Sprogblog

Subverting dominant gender stereotypes since … oooh, about 1989

Weeks 26-30: the text book November 25, 2007

Filed under: baby, body, moods, motherhood, pregnancy, sleep, wellbeing — kungfujen @ 10:01 am

Awesome, awesome tiredness: tick. It’s not even like it’s that tiredness you get after one too many glasses of wine and one too few hours of sleep before a workday kind of tiredness. It just pervades everything, not least of all my mind. Sleep is becoming a rare treat: I think last night I got up to wee five times. The last two times I didn’t even get back to sleep. So yeah. Great training there.

Irrational worries about the baby: will it be DEFORMED when it comes out? What if I drop it? The other day I felt a funny, regular kind of pulsing deep down womb-way.

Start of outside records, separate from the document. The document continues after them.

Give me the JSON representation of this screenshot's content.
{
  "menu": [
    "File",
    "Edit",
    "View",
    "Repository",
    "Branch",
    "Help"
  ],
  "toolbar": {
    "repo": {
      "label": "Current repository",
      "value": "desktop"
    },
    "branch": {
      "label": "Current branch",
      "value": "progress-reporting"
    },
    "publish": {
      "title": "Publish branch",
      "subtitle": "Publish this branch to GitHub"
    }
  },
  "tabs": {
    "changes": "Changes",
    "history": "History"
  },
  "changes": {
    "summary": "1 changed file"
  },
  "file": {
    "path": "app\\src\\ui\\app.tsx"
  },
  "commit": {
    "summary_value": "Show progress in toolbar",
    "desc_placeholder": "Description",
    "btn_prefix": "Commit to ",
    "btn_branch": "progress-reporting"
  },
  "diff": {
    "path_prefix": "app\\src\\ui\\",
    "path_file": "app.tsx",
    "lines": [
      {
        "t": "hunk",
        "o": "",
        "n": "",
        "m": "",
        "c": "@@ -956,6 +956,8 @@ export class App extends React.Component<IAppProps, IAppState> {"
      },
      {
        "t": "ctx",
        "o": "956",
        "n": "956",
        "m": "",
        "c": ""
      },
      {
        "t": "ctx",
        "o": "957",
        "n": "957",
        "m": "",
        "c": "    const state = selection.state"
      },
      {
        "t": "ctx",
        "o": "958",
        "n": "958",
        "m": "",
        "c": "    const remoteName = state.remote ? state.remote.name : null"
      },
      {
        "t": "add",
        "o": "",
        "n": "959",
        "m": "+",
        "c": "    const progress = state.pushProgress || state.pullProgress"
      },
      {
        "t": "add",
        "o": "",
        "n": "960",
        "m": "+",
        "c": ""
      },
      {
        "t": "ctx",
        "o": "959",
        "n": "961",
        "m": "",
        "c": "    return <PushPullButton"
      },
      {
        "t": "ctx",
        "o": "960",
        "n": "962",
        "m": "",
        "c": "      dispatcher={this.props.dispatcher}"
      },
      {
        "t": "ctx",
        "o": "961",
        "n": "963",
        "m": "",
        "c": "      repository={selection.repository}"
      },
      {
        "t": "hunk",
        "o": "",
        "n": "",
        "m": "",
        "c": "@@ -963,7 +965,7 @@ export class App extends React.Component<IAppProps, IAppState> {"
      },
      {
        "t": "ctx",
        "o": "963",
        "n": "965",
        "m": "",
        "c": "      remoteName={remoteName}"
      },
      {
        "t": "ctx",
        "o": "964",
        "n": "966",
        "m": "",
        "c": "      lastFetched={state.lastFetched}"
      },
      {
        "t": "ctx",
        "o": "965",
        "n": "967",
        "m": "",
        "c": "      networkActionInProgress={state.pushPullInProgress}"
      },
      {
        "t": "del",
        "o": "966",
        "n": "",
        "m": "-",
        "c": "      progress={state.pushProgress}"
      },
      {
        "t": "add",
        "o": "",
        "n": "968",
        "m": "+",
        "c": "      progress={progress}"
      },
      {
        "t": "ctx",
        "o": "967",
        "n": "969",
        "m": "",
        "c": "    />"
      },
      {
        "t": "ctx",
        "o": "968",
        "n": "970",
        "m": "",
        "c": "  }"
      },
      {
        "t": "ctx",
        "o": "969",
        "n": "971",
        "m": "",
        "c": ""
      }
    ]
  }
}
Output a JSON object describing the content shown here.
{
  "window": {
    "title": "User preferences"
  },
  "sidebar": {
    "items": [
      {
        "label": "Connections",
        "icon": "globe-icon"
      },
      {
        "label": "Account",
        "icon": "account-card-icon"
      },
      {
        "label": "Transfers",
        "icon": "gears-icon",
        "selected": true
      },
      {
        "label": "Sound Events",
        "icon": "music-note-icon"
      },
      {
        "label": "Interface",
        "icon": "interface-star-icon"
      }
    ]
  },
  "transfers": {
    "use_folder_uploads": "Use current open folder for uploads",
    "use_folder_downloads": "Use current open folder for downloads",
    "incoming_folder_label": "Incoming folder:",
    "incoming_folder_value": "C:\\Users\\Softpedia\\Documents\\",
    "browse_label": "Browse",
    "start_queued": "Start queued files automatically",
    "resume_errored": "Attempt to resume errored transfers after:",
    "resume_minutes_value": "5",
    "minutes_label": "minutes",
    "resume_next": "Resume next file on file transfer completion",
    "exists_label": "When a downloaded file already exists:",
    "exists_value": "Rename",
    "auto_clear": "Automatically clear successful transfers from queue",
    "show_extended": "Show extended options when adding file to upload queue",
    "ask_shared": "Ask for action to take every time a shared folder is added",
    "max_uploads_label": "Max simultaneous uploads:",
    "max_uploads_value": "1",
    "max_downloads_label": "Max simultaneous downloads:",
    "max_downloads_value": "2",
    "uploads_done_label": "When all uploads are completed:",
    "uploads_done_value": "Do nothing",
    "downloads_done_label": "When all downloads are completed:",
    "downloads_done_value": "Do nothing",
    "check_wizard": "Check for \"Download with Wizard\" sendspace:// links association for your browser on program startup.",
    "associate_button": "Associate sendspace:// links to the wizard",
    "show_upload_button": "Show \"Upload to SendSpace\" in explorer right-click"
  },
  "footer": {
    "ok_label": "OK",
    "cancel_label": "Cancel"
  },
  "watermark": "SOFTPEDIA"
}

For a few minutes I worried myself sick that somehow the baby’s heart and seeped out the side of its ribcage and was beating outside of its body. Then I realised that the beat was too slow and was probably just hiccups (later confirmed by my GP, who said that babies often gorge themselves on amniotic fluid and get indigestion, thus the hiccups).

Reflux/heartburn/indigestion (sans hiccups): Jesus Christ. I never thought that one of my favourite activities – burping – would turn into such a harbinger of pain and suffering. The other night I slept sleeping up because the five Rennies and entire tub of Yeo Valley yoghurt did jack shit in my digestive system. I believe I may have dozed lightly between two and three am. I find it gets much, much worse when I’m hungry, and interestingly, when I go to yoga. Yoga is another story.

Uncomfortableness: I got this one in spades. No longer can I sit still for hours working on my photography or reading the paper. Every five seconds I think I’ve found The Spot and then two seconds later I change my mind.

Restless legs: Relates very strongly to the uncomfortableness. My legs – especially when I’m lying down – are never, ever still. They are either thinking about moving around or moving just enough to narrowly avoid leg cramps.

Rampant appetite, diminishing stomach, ever-extending belly: Increasing, decreasing, increasing, in that order. I am perpetually hungry and can often be seen close to snatching food from The Beloved’s hand. It takes about two mouthfuls of anything to make me full (and give me indigestion, if those two mouthfuls have even looked at the spice cabinet), and each day I wake up, look at my belly and think … ‘How much bigger can this thing possibly get?’

Random moments of crying: At Asda last Saturday the cashier made me cry by asking me if I was having twins. It took about two seconds for me to sob out that no, it was just one in there, and yes, I am REALLY FUCKING FAT, OK?